Wskazówki do korzystania z sauny
Często oprócz samego regulaminu obiekty decydują się na publikację wskazówek, jak należy korzystać z saun. Taki tekst można określić regulaminem w innej, bardziej przystępnej i skróconej formie. Mieszczą się one zazwyczaj na jednej stronie A4, są pisane przejrzyście i dużą czcionką. Zapoznanie się z takimi zaleceniami jest szybsze i z pewnością więcej osób zapozna się z takim krótkim tekstem, niż będzie analizować punkt po punkcie długi regulamin.

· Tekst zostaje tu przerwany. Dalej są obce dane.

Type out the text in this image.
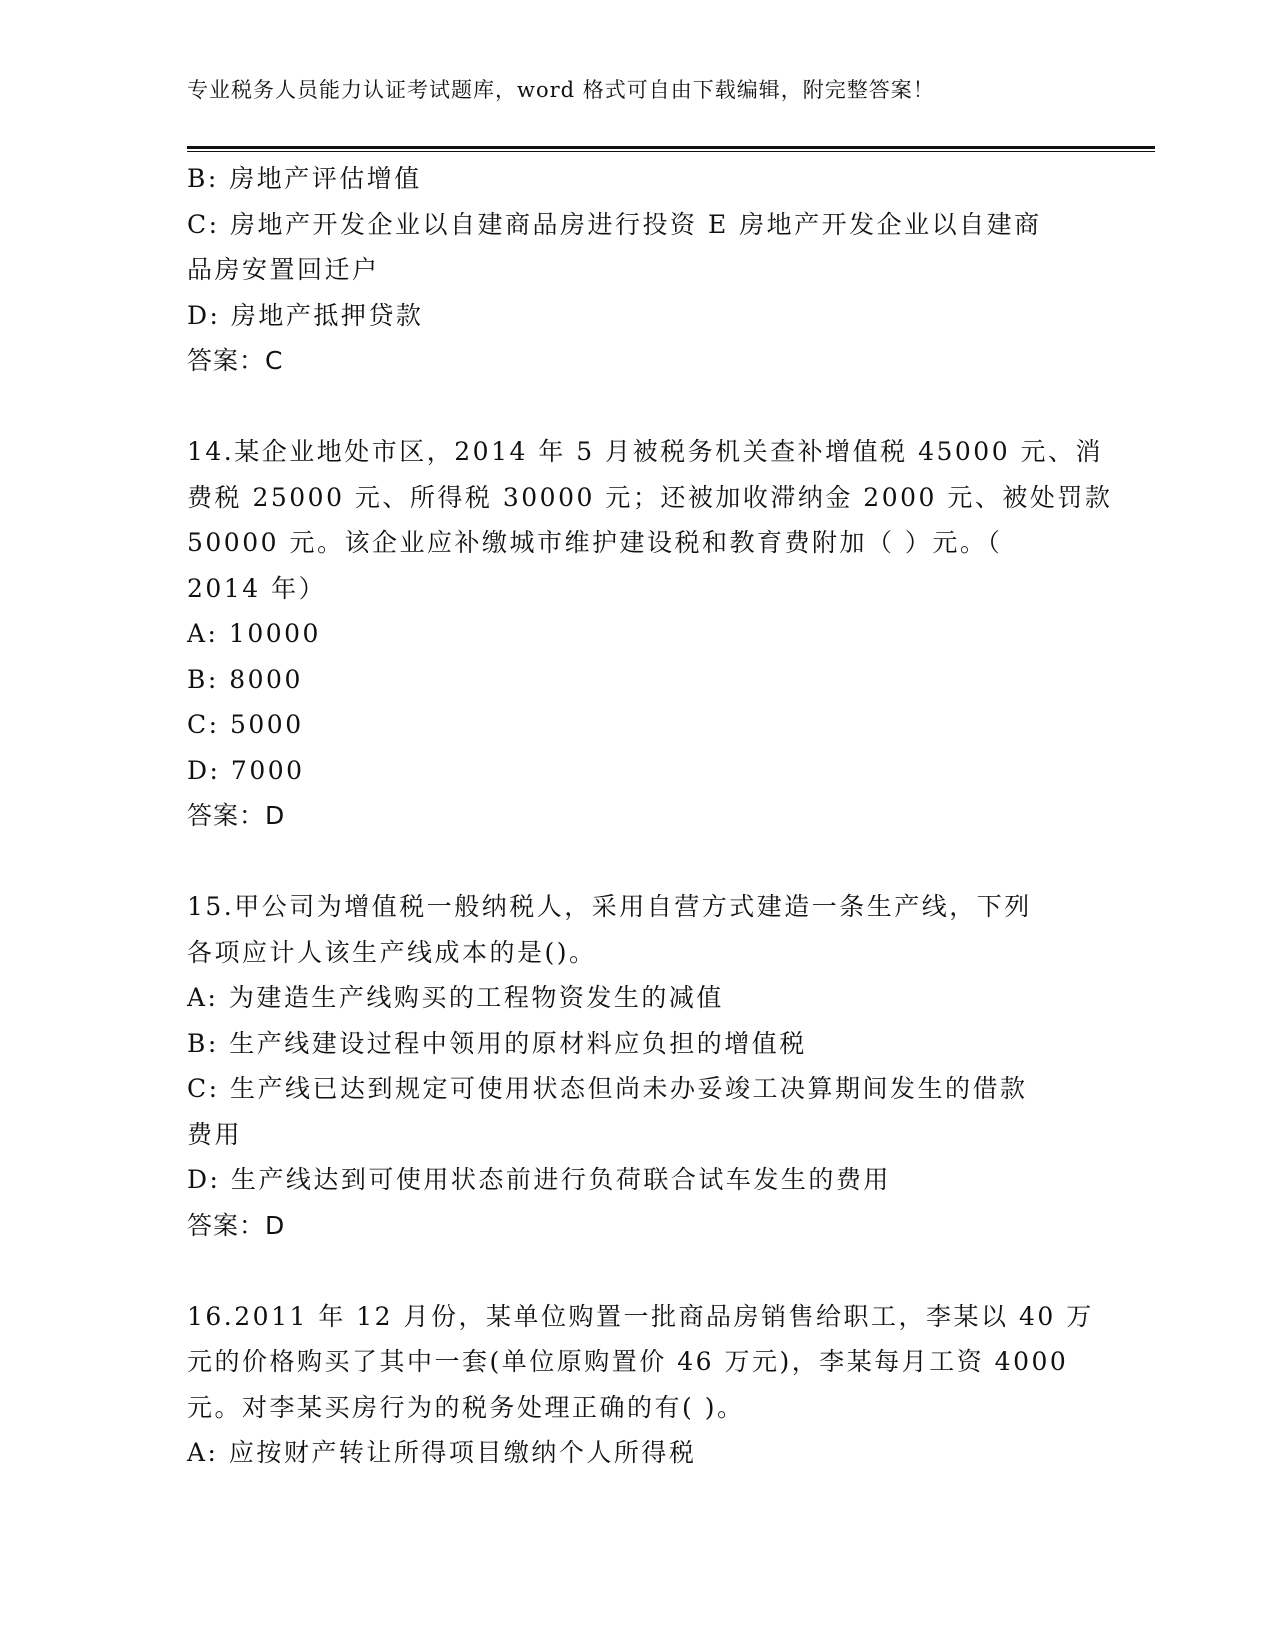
专业税务人员能力认证考试题库，word 格式可自由下载编辑，附完整答案！
B: 房地产评估增值
C: 房地产开发企业以自建商品房进行投资 E 房地产开发企业以自建商
品房安置回迁户
D: 房地产抵押贷款
答案：C
14.某企业地处市区，2014 年 5 月被税务机关查补增值税 45000 元、消
费税 25000 元、所得税 30000 元；还被加收滞纳金 2000 元、被处罚款
50000 元。该企业应补缴城市维护建设税和教育费附加（ ）元。（
2014 年）
A: 10000
B: 8000
C: 5000
D: 7000
答案：D
15.甲公司为增值税一般纳税人，采用自营方式建造一条生产线，下列
各项应计人该生产线成本的是()。
A: 为建造生产线购买的工程物资发生的减值
B: 生产线建设过程中领用的原材料应负担的增值税
C: 生产线已达到规定可使用状态但尚未办妥竣工决算期间发生的借款
费用
D: 生产线达到可使用状态前进行负荷联合试车发生的费用
答案：D
16.2011 年 12 月份，某单位购置一批商品房销售给职工，李某以 40 万
元的价格购买了其中一套(单位原购置价 46 万元)，李某每月工资 4000
元。对李某买房行为的税务处理正确的有( )。
A: 应按财产转让所得项目缴纳个人所得税
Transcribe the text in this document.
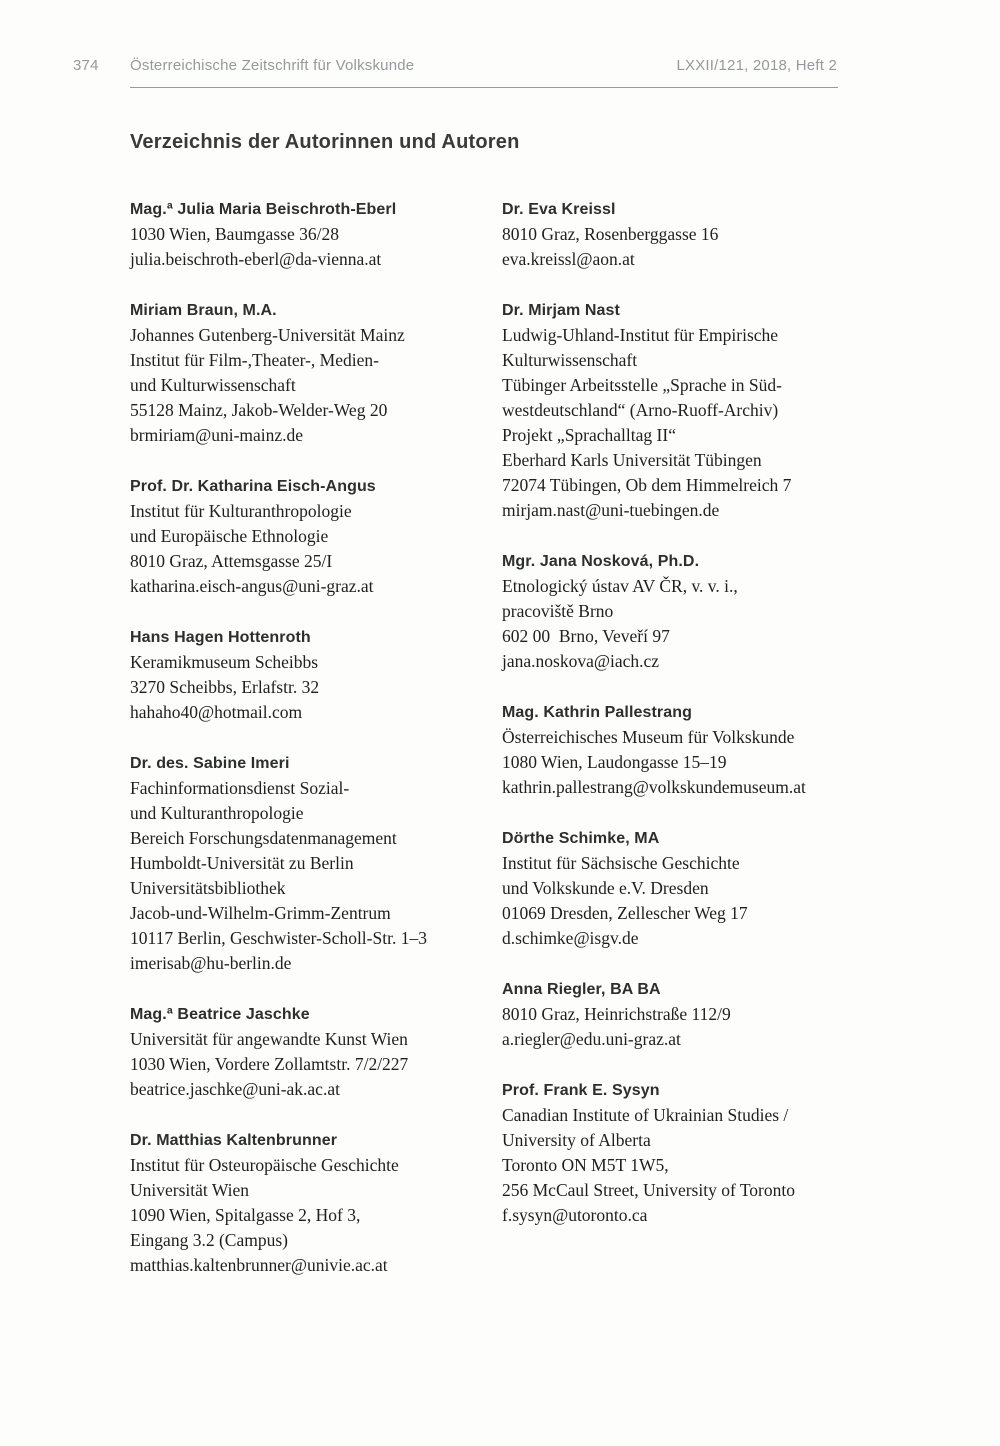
374	Österreichische Zeitschrift für Volkskunde	LXXII/121, 2018, Heft 2
Verzeichnis der Autorinnen und Autoren
Mag.ª Julia Maria Beischroth-Eberl
1030 Wien, Baumgasse 36/28
julia.beischroth-eberl@da-vienna.at
Miriam Braun, M.A.
Johannes Gutenberg-Universität Mainz
Institut für Film-,Theater-, Medien-
und Kulturwissenschaft
55128 Mainz, Jakob-Welder-Weg 20
brmiriam@uni-mainz.de
Prof. Dr. Katharina Eisch-Angus
Institut für Kulturanthropologie
und Europäische Ethnologie
8010 Graz, Attemsgasse 25/I
katharina.eisch-angus@uni-graz.at
Hans Hagen Hottenroth
Keramikmuseum Scheibbs
3270 Scheibbs, Erlafstr. 32
hahaho40@hotmail.com
Dr. des. Sabine Imeri
Fachinformationsdienst Sozial-
und Kulturanthropologie
Bereich Forschungsdatenmanagement
Humboldt-Universität zu Berlin
Universitätsbibliothek
Jacob-und-Wilhelm-Grimm-Zentrum
10117 Berlin, Geschwister-Scholl-Str. 1–3
imerisab@hu-berlin.de
Mag.ª Beatrice Jaschke
Universität für angewandte Kunst Wien
1030 Wien, Vordere Zollamtstr. 7/2/227
beatrice.jaschke@uni-ak.ac.at
Dr. Matthias Kaltenbrunner
Institut für Osteuropäische Geschichte
Universität Wien
1090 Wien, Spitalgasse 2, Hof 3,
Eingang 3.2 (Campus)
matthias.kaltenbrunner@univie.ac.at
Dr. Eva Kreissl
8010 Graz, Rosenberggasse 16
eva.kreissl@aon.at
Dr. Mirjam Nast
Ludwig-Uhland-Institut für Empirische
Kulturwissenschaft
Tübinger Arbeitsstelle „Sprache in Süd-
westdeutschland“ (Arno-Ruoff-Archiv)
Projekt „Sprachalltag II“
Eberhard Karls Universität Tübingen
72074 Tübingen, Ob dem Himmelreich 7
mirjam.nast@uni-tuebingen.de
Mgr. Jana Nosková, Ph.D.
Etnologický ústav AV ČR, v. v. i.,
pracoviště Brno
602 00  Brno, Veveří 97
jana.noskova@iach.cz
Mag. Kathrin Pallestrang
Österreichisches Museum für Volkskunde
1080 Wien, Laudongasse 15–19
kathrin.pallestrang@volkskundemuseum.at
Dörthe Schimke, MA
Institut für Sächsische Geschichte
und Volkskunde e.V. Dresden
01069 Dresden, Zellescher Weg 17
d.schimke@isgv.de
Anna Riegler, BA BA
8010 Graz, Heinrichstraße 112/9
a.riegler@edu.uni-graz.at
Prof. Frank E. Sysyn
Canadian Institute of Ukrainian Studies /
University of Alberta
Toronto ON M5T 1W5,
256 McCaul Street, University of Toronto
f.sysyn@utoronto.ca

W analizowanym przez nas przypadku wskazania opisują poszczególne etapy saunowania. Musimy zaznaczyć, że wskazania do korzystania z sauny są integralną częścią tego regulaminu (jest to jeden dwustronicowy dokument), co może mieć istotne znaczenie. Jeden z ostatnich punktów regulaminu nakazuje rozłożenie ręcznika tak, aby żadna część ciała nie stykała się z powierzchnią siedziska. We wskazówkach do korzystania z sauny jest natomiast zapis mówiący, że „do sauny wchodzi się nago lub w stroju kąpielowym z ręcznikiem”. Zatem, jeśli ktoś zapozna się wyłącznie z jedną częścią tej publikacji, ignorując zupełnie drugą (i na odwrót), to wnioski mogą być całkowicie rozbieżne.
Słowem wyjaśnienia
Powyżej przedstawiliśmy tylko kilka przykładów pewnych niedopowiedzeń lub nieścisłości w regulaminach. Poprzez naszą działalność i własnym przykładem promujemy zasady zdrowego korzystania z tego cudownego miejsca, jakim jest sauna. Stanowczo odrzucamy możliwość saunowania w sztucznych strojach, a także jesteśmy przeciwni niszczeniu saun przez zaniechanie izolacji siedziska od spoconych ciał saunowiczów.
Wiemy, jaki ludzie mają stosunek do czytania regulaminów i umów czy zasad. Wiemy także, jak wygląda saunowanie w miejscach takich, jak baseny, hotele czy siłownie. Mając na uwadze powyższe, jesteśmy za tym, aby wszelkiego rodzaju regulaminy były czytelne, zwięzłe i przejrzyste. Mogą być one także powtórzone w postaci piktogramów, które są łatwiej zauważalne.
Systematyczne powtarzanie i tłumaczenie osobom nieświadomym swojego postępowania może przynieść więcej korzyści, niż lista nakazów i zakazów.
Dalecy jesteśmy także od krytykowania autorów takich regulaminów. Należałoby się zapoznać z każdym przypadkiem osobno, a dopiero wtedy można by było wyciągnąć wnioski. Bez względu na to, jeśli znajdziecie takie nieścisłości, warto przekazać swoje uwagi osobie zarządzającej danym obiektem oraz poprzeć to odpowiednimi argumentami.